Where the humanoid robotics wave is heading next
The surgical trial arrives inside a much bigger industrial story. A Morgan Stanley report cited by New Atlas projects that China, currently the leading producer of humanoid robots, will manufacture around 446,000 humanoid units annually by 2030, with full size humanoids growing from about 30 percent of the market in 2026 to roughly 70 percent by 2028.
As that manufacturing base scales and unit costs continue falling, the economics of adapting general purpose humanoids for specialised tasks such as surgery only become more favourable.
Interesting Engineering reports that the UC San Diego team sees this early success as evidence that teleoperated and eventually semi autonomous humanoid robots could progress from assisting inside the operating room to independently performing selected procedures under remote surgeon supervision, though that step is explicitly framed as a future goal rather than a near term plan.

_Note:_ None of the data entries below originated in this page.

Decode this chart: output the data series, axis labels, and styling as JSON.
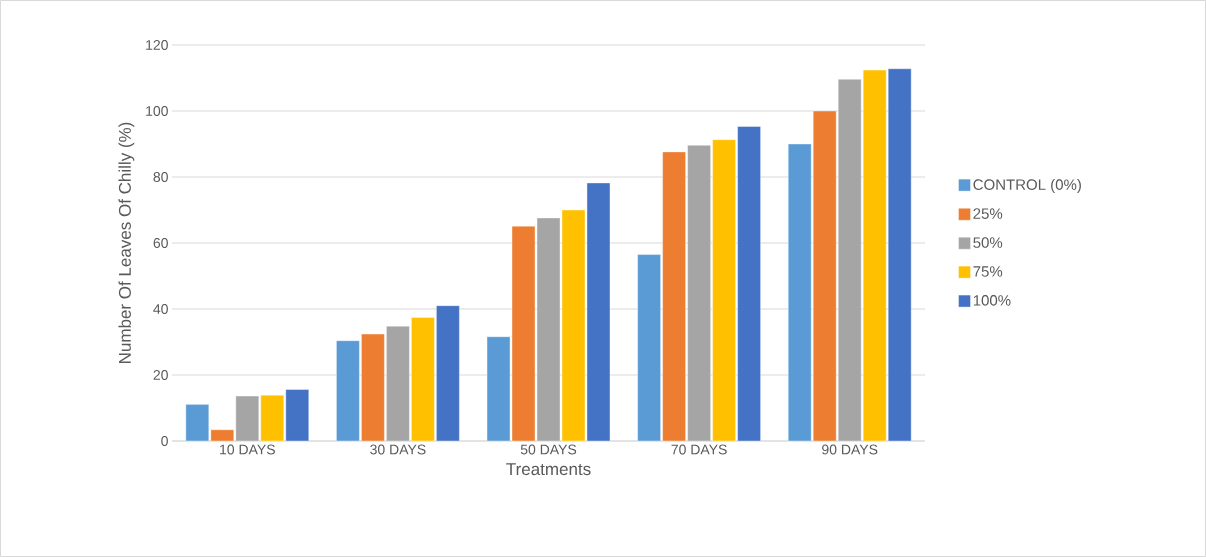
{
  "chart_data": {
    "type": "bar",
    "xlabel": "Treatments",
    "ylabel": "Number Of Leaves Of Chilly (%)",
    "categories": [
      "10 DAYS",
      "30 DAYS",
      "50 DAYS",
      "70 DAYS",
      "90 DAYS"
    ],
    "series": [
      {
        "name": "CONTROL  (0%)",
        "color": "#5b9bd5",
        "values": [
          11.1,
          30.4,
          31.6,
          56.5,
          90.0
        ]
      },
      {
        "name": "25%",
        "color": "#ed7d31",
        "values": [
          3.4,
          32.4,
          65.1,
          87.6,
          100.0
        ]
      },
      {
        "name": "50%",
        "color": "#a5a5a5",
        "values": [
          13.6,
          34.8,
          67.6,
          89.6,
          109.6
        ]
      },
      {
        "name": "75%",
        "color": "#ffc000",
        "values": [
          13.9,
          37.4,
          70.0,
          91.3,
          112.4
        ]
      },
      {
        "name": "100%",
        "color": "#4472c4",
        "values": [
          15.6,
          41.0,
          78.2,
          95.3,
          112.8
        ]
      }
    ],
    "ylim": [
      0,
      120
    ],
    "yticks": [
      0,
      20,
      40,
      60,
      80,
      100,
      120
    ],
    "grid": "y",
    "legend": "right"
  }
}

The bigger picture for patients
Strip away the engineering detail and the promise here is simple to state. A surgeon in a major medical centre could one day guide a lightweight, inexpensive humanoid robot located in a clinic hundreds or thousands of kilometres away, bringing a level of surgical expertise to a rural hospital, a disaster zone, or an underserved region that would otherwise be completely out of reach.
That promise is still years from a hospital near you. But for the first time, a peer reviewed study has shown that a general purpose humanoid robot can complete a real surgical procedure on living tissue while being guided entirely by a human hand from a distance, and that single fact changes what counts as plausible in the next decade of medicine.